SUPPLEMENT No. 1
DATED May 24, 2010
(To Prospectus dated May 10, 2010)
 
 
Rule 424(b)(3)
  Registration No. 333-165973
 
NEURALSTEM, INC.

5,163,956
Common Shares
 
This prospectus supplement (“Supplement”) modifies, supersedes and supplements information contained in, and should be read in conjunction with, that certain prospectus, dated May 10, 2010 (“Prospectus”), of Neuralstem, Inc. (”Company) as well as all prior supplements thereto. This supplement is not complete without, and may not be delivered or used except in connection with, the original Prospectus and all supplements thereto. The Prospectus relates to the resale of up to 5,163,956 shares of our common stock by the selling shareholders identified therein.
 
The information attached to this Supplement modifies and supersedes, in part, the information in the Prospectus, as supplemented. Any information that is modified or superseded in the Prospectus shall not be deemed to constitute a part of the Prospectus, except as modified or superseded by this Supplement.
 
We may amend or supplement the Prospectus from time to time by filing amendments or supplements as required. You should read the entire Prospectus and any amendments or supplements carefully before you make an investment decision.

See “Risk Factors” beginning on page 3 of the prospectus dated May 10, 2010, for risk factors and information you should consider before you purchase shares.
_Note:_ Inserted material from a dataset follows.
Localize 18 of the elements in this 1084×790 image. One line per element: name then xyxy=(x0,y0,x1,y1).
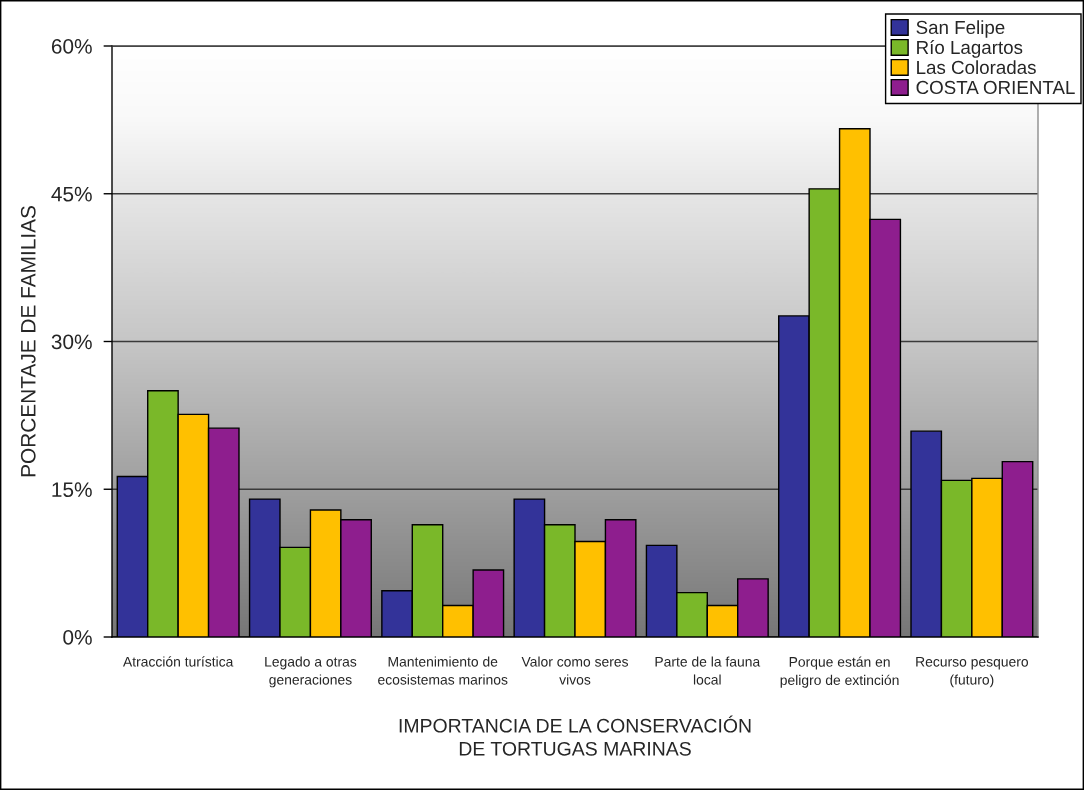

FORWARD-LOOKING STATEMENTS

You should carefully consider the risk factors set forth in the prospectus, as well as the other information contained in this supplement and the prospectus. This supplement and the prospectus contain forward-looking statements regarding events, conditions, and financial trends that may affect our plan of operation, business strategy, operating results, and financial position. You are cautioned that any forward-looking statements are not guarantees of future performance and are subject to risks and uncertainties. Actual results may differ materially from those included within the forward-looking statements as a result of various factors. Cautionary statements in the “Risk Factors” section of the prospectus identify important risks and uncertainties affecting our future, which could cause actual results to differ materially from the forward-looking statements made in this supplement and the prospectus.

SELLING SHAREHOLDERS

The Company has been by notified that the securities issued to selling shareholder, Apex Investment Fund, Ltd, should have been issued in the name of Apex Investment Holdings, Ltd.  Accordingly, the Selling Shareholder table is being amended with regard to shares previously registered to Apex Investment Fund, Ltd. As follows:
 
 
Common Shares Beneficially
Owned Before Sale (1)
     
Common Shares Owned
After Sale (2) 
 
Securities
Owned
 
% of class
 
Shares being registered
 
Amount
 
% of Class
Apex Investment Holdings Ltd. -- 8(i)
         790,000
8(ii)
1.84%
 
    220,000
 
      570,000
 
1.33%
 
*           Less than 1%
 
 
(8)
(i)  Susan Fairhurst as Director of Apex Investment Holdings, Ltd. has dispositive power with respect to the securities to be offered for resale.  (ii)  Includes: (a)  220,000 Replacement Warrants, and (b) 570,000 common shares.